The online ad industry is poised to extend privacy self-regulation to the mobile platform, the Interactive Advertising Bureau says in a new
filing with the Federal Communications Commission.
The IAB says the upcoming self-regulatory principles for mobile "will provide transparency and consumer control for precise location
information, mobile multisite data, and mobile cross-app data, encompassing all parties in the mobile device ecosystem."
The current self-regulatory principles require companies engaged in
behavioral advertising to notify users via an icon, and allow them to opt out of receiving targeted ads. But those principles were developed for desktop/laptop computers, where companies can display
far more information on a screen than on a smartphone.
The trade group adds that it opposes any new governmental attempt to dictate the types of disclosures mobile companies make to
consumers. "Given the complexity of today's mobile devices and mobile Internet operations, companies need flexibility in how they communicate with their customers and must be able to tailor notices
for the underlying technology involved and needs of their customers," the IAB says in comments filed late last week and made public on Monday.

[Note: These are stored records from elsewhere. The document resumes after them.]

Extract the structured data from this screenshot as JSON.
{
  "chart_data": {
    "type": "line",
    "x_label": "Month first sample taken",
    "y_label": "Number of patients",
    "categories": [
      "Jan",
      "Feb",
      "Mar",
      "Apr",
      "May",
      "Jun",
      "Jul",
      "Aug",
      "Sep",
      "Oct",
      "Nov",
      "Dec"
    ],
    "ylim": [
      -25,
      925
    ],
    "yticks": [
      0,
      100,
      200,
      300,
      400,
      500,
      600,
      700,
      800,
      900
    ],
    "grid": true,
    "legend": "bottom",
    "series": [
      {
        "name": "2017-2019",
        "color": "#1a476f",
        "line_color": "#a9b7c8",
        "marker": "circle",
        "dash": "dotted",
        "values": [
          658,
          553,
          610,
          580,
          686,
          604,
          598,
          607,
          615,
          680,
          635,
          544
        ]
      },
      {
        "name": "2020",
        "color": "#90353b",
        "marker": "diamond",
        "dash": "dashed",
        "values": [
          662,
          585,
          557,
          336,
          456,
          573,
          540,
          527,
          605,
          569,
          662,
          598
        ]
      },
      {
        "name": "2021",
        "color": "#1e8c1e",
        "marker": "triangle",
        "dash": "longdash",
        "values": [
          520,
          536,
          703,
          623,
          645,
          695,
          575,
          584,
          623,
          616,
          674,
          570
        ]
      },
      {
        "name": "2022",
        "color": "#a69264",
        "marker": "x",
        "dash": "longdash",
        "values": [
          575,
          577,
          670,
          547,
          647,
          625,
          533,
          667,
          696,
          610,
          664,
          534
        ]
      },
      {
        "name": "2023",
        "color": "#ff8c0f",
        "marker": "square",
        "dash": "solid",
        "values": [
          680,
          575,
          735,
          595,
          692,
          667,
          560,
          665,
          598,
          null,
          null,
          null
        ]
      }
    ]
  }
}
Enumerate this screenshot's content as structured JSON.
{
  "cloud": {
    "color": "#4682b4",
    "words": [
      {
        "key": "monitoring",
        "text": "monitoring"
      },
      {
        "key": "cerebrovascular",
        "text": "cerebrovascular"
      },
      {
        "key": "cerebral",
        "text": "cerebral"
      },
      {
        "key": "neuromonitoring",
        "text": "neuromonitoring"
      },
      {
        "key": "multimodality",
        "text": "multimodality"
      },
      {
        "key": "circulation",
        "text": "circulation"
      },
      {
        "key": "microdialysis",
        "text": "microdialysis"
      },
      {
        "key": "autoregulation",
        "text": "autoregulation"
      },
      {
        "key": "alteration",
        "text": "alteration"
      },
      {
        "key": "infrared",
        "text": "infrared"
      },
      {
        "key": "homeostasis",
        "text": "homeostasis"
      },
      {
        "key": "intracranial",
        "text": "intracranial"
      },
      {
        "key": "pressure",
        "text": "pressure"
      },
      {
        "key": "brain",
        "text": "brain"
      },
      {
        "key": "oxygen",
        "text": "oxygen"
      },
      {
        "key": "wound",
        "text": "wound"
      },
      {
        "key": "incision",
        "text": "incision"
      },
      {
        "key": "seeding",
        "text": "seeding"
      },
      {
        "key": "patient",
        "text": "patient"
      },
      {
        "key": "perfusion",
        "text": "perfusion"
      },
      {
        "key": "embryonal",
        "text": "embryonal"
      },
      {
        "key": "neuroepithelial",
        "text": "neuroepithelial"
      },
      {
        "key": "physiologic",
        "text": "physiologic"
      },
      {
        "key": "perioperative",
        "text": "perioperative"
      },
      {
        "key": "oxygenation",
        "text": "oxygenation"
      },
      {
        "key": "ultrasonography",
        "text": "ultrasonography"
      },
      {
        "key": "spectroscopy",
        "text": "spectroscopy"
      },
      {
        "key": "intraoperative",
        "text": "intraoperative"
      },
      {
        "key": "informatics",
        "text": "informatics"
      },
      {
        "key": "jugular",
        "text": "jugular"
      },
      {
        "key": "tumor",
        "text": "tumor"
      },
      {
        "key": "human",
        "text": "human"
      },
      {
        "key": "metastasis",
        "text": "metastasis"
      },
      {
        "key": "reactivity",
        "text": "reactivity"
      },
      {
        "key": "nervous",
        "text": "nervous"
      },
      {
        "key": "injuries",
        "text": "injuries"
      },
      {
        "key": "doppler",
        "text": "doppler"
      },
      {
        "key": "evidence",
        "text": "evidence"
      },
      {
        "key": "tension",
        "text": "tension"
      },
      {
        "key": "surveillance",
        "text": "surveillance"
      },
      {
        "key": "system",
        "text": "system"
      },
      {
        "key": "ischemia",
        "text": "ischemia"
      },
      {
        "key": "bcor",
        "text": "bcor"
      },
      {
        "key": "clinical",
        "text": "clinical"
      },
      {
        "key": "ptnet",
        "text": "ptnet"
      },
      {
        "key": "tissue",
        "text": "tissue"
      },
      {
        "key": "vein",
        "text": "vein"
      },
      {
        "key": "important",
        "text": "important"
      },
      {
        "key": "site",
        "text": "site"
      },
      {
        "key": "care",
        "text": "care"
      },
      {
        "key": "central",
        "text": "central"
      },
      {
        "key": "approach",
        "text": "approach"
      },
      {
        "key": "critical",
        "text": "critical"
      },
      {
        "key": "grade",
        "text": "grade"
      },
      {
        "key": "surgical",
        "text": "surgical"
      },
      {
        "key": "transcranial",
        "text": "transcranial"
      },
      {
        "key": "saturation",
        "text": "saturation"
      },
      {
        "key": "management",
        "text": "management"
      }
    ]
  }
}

The filing was made in response to the FCC's
request for public comments about mobile privacy issues. The commission opened a proceeding earlier this year, shortly after news broke that software by mobile analytics company Carrier IQ -- which is
installed in around 150 million phones -- was capable of logging users' keystrokes.
"The devices consumers use to access mobile wireless networks have become more sophisticated and
powerful, and their expanded capabilities have at times been used by wireless providers to collect information about particular customers’ use of the network -- sometimes, it appears, without
informing the customer," the FCC said when it opened the proceeding.